Everything that defined Hidamari Sketch is here and made more significant. The girls are cute as all hell, there are more utterly heartwarming moments than ever before, the yuri subtext (should you choose to read that into the series) is somewhat more obvious, the animation is absolutely fantastic (thank you Puella Magi Madoka Magica and Bakemonogatari for making SHAFT super rich), and the faces are wider than they’ve ever been.
This does however also translate into some of the more… questionable aspects of the franchise too. Most notably, Yuno’s end-of-day-reflection bath-time. The camera angles, the posing, the cuts, it all feels a little more… lascivious, I guess? It’s curious though – I don’t find myself perceiving these scenes as fanservice. Perhaps I’m just used to them after so many episodes featuring it, perhaps it’s the because none of them have shots that could be described as ‘male gaze’, and perhaps the fact that the Blu-Rays add more ‘censorship’ to these more potentially risqué scenes, undermining the notion that they were intended to be fanservice, but I felt they were closer in spirit to ‘artistic nudes’ than cheesecake shots. Then again, I could just be overreaching and overthinking this.
Either way, seeing wideface Miyako from behind doing a handstand in front of her friends in the public baths totally butt naked kinda destroys any sex-appeal that situation may have had.
While it has all so far essentially been “more of the same, but more so” there is one major addition that has been made to the Hidamari Sketch formula: a greater sense of maturity, wistfulness and even sadness.
Hiro and Sae are in their third year of high school, meaning that they will be graduating in not too long. This is not glossed over in the least; several episodes have this impending reality as their focus. Be it Hiro losing sleep over the uncertainty she has in what she wants to do in her future, Sae having second thoughts about her plans despite her desires due to not wanting to have to split from Hiro, or Yuno becoming down at having to watch two of her closest friends, the two people that helped her settle into Hidamarisou, leave, Hidamari Sketch x Honeycomb doesn’t hold anything back when it comes to portraying and discussing these difficult times. While it fortunately doesn’t descend into melodrama, which would be hilariously ill-fitting, there are extended moments of melancholy. But it is in these moments that we get a genuine feel for just how close these girls are and for just how hard it must be for them – it uses the prior three seasons of development and familiarity to ensure we’re attached to them, and then gives us these situations to help take them further, to make them feel more real. While the resolutions to these concerns and issues they’re having are never sad, they’re still only on the sweet side of bittersweet. They will still have to graduate, the friends will be split up after years of practically living together, but they find the conviction and strength to accept this and greet the future with characteristic optimism.

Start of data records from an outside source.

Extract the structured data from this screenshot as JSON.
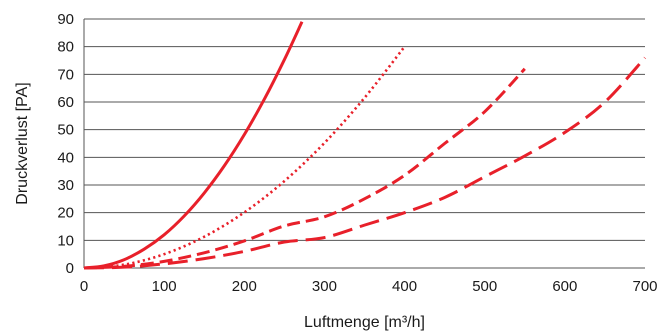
{
  "chart_data": {
    "type": "line",
    "xlabel": "Luftmenge [m³/h]",
    "ylabel": "Druckverlust [PA]",
    "xlim": [
      0,
      700
    ],
    "ylim": [
      0,
      90
    ],
    "xticks": [
      "0",
      "100",
      "200",
      "300",
      "400",
      "500",
      "600",
      "700"
    ],
    "yticks": [
      "0",
      "10",
      "20",
      "30",
      "40",
      "50",
      "60",
      "70",
      "80",
      "90"
    ],
    "grid": "horizontal",
    "color": "#e8202a",
    "series": [
      {
        "style": "solid",
        "x": [
          0,
          25,
          50,
          75,
          100,
          125,
          150,
          175,
          200,
          225,
          250,
          272
        ],
        "y": [
          0,
          0.8,
          3.0,
          6.8,
          12.0,
          18.8,
          27.1,
          36.9,
          48.2,
          61.0,
          75.3,
          89.0
        ]
      },
      {
        "style": "dotted",
        "x": [
          0,
          50,
          100,
          150,
          200,
          250,
          300,
          350,
          400
        ],
        "y": [
          0,
          1.2,
          5.0,
          11.3,
          20.1,
          31.4,
          45.2,
          61.5,
          80.0
        ]
      },
      {
        "style": "dashed",
        "x": [
          0,
          50,
          100,
          150,
          200,
          250,
          300,
          350,
          400,
          450,
          500,
          550
        ],
        "y": [
          0,
          0.6,
          2.4,
          5.5,
          9.8,
          15.2,
          18.5,
          25.0,
          33.5,
          45.0,
          56.5,
          72.0
        ]
      },
      {
        "style": "long-dashed",
        "x": [
          0,
          50,
          100,
          150,
          200,
          250,
          300,
          350,
          400,
          450,
          500,
          550,
          600,
          650,
          700
        ],
        "y": [
          0,
          0.3,
          1.5,
          3.4,
          6.0,
          9.4,
          11.0,
          15.5,
          20.0,
          25.5,
          33.0,
          40.5,
          49.0,
          60.0,
          76.0
        ]
      }
    ]
  }
}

If you’re a fan of Hidamari Sketch thus far, there’s no reason why you wouldn’t enjoy Hidamari Sketch x Honeycomb. Everything that was good about the franchise is back and even better, and the addition of having the girls face some real, major problems really helps bring some greater depth to it. As the girls are growing up, so is the show itself, and I think it is this side of Hidamari Sketch x Honeycomb that truly elevates it, that makes it the best it’s ever been.